Она склонила голову набок. Я успел рассмотреть, что она очень привлекательна и на несколько лет старше, чем мне сперва показалось. Скорее, тридцать с хвостиком. На ней были джинсы в обтяжку и мужская белая рубашка к вечернему костюму. Каштановые волосы забраны в конский хвост, что и делало ее на первый взгляд чуть помоложе.
– Тревожные звуки.
– Тревожные?
– Не нахожу другого слова, чтобы их описать. Ар-р-р-р-р – вот так приблизительно.
– Ар-р-р-р-р?
– Да, но скорее так: ар-р-р-р-р, будто пытаетесь выдавить слово, когда вас душат.
– О-о.
– И вы произнесли это несколько раз. А еще один раз воскликнули «о господи!» – словно в ужасе.

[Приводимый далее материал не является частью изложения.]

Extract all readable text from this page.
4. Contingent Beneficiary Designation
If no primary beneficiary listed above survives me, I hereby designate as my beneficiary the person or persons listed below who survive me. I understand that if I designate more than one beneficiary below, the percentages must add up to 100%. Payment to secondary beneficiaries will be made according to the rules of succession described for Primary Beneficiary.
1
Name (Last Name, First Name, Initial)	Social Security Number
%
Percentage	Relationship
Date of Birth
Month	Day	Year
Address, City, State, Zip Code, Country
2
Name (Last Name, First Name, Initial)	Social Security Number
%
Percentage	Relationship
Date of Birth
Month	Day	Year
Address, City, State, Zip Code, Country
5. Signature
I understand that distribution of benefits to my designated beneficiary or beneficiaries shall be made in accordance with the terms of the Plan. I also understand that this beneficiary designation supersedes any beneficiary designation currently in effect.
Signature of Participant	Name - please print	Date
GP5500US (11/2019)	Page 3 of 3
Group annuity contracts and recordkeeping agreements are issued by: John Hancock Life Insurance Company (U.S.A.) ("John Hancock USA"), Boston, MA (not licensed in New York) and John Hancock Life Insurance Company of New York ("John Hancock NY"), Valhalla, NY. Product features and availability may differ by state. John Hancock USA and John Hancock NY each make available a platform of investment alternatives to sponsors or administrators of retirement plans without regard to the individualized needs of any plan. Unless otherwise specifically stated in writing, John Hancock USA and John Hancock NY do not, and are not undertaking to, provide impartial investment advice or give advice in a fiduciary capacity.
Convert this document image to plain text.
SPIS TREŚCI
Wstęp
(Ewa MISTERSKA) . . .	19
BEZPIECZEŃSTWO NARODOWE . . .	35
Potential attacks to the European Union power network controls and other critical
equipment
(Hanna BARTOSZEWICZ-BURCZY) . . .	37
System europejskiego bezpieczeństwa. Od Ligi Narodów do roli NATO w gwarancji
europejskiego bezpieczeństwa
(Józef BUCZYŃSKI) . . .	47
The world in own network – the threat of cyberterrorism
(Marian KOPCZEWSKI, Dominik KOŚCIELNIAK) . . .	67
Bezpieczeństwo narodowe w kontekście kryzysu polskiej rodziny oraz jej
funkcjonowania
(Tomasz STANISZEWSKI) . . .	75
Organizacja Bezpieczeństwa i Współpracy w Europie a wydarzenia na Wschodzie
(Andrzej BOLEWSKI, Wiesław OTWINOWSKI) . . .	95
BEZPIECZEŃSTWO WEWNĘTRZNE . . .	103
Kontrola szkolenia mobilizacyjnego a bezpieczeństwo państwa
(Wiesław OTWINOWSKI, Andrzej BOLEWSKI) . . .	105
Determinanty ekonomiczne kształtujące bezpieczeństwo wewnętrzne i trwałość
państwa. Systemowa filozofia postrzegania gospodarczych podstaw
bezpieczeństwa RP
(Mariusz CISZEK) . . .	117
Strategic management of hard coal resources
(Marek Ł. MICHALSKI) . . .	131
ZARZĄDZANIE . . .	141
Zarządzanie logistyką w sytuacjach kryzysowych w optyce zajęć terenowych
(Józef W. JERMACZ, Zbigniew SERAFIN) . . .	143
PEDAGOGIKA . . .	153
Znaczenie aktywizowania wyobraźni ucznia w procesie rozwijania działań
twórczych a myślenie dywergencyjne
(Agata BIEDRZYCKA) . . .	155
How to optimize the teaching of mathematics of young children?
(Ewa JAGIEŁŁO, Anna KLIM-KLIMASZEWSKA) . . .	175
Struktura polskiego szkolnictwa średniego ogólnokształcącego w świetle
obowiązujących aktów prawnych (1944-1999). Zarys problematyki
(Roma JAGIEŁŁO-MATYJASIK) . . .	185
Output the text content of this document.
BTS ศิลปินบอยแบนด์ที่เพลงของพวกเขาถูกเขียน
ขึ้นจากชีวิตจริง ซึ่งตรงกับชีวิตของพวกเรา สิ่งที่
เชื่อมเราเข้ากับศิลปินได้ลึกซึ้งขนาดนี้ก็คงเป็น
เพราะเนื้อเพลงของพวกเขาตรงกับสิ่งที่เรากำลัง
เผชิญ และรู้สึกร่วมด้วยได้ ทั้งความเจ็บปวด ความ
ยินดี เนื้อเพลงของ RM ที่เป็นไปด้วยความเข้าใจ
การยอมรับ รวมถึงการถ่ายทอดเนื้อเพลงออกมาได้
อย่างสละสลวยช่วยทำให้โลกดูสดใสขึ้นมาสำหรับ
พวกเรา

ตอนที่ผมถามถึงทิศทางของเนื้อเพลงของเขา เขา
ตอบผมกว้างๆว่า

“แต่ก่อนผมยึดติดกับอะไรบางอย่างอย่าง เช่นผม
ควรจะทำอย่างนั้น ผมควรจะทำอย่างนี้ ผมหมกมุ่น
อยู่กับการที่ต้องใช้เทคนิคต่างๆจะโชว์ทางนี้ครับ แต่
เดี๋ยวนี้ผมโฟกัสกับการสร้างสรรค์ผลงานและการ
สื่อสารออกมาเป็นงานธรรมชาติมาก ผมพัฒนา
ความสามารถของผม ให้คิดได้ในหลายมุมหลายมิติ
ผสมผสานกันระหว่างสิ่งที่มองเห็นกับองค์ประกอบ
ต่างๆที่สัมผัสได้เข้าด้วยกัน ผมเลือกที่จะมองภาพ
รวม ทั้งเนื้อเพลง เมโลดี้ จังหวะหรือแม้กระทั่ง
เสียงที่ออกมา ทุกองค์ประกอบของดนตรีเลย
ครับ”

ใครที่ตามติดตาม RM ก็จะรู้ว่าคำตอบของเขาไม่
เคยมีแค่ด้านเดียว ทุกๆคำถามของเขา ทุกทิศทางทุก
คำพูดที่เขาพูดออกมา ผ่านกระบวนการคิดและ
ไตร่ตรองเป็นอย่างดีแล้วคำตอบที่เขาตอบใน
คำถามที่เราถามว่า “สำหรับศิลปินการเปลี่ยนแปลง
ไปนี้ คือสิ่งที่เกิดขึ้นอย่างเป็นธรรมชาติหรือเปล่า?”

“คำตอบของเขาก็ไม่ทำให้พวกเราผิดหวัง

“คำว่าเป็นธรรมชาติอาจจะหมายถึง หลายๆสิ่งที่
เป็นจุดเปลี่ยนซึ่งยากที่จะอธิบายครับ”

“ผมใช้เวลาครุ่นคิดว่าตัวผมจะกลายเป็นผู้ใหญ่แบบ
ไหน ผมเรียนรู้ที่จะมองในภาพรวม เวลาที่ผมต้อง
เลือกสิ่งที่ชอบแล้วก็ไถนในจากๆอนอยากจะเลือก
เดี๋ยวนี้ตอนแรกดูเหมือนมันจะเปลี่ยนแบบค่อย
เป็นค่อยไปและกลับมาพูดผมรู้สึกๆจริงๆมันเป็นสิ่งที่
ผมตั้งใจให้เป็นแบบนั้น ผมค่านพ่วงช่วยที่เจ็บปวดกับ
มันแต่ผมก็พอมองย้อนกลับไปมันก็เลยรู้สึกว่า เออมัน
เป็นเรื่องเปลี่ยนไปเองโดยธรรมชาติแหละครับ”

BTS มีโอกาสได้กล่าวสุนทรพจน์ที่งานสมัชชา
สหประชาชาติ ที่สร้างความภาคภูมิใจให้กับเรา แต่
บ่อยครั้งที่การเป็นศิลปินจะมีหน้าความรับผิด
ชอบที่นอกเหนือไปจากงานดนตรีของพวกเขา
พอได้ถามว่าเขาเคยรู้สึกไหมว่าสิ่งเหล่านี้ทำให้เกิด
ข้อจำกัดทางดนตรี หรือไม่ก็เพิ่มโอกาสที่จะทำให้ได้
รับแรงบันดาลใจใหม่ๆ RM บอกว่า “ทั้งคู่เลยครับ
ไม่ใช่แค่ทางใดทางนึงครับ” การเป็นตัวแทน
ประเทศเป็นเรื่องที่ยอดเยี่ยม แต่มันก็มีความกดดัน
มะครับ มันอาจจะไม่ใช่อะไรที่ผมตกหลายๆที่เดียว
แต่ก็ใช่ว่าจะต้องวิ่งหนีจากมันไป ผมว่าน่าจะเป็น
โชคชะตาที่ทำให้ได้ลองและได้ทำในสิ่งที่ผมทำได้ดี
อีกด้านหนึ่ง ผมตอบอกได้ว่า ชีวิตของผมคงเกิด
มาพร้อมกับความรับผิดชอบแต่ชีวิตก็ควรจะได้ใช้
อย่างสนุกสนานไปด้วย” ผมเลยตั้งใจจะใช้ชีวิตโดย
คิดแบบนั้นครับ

– Да, – признался я, – вспоминаю, что я мысленно произносил и «ар-р-р-р-р», и «о господи», но даже не подозревал, что делаю это вслух.
– Понятно.
Но я был уверен, что ей ничего не понятно. Она по-прежнему разглядывала меня с любопытством психиатра и была, на мой взгляд, слишком привлекательна, чтобы я мог позволить ей думать, что у меня не все дома.
– Вот, – сказал я, протягивая ей книгу. – Прочитайте этот абзац.
– Прочитать?
– Пожалуйста.
– Ну что ж. – Она прокашлялась. – «На Амазонке, если вам, скажем, придется слишком много выпить и вы по небрежности решите во время купания облегчить мочевой пузырь, любая бездомная кандиру…» Кандиру?
Я кивнул. Я полагал, что она прочтет этот абзац про себя, не вслух, но не смог придумать, как бы поизящнее ей это предложить. К тому же оказалось, что она хорошо читает – с чувством, с выражением. Мои прочие посетители, уже встревоженные теми звуками, которые я издавал, и нашей последующей беседой, как по команде прекратили свои занятия и обратились в слух.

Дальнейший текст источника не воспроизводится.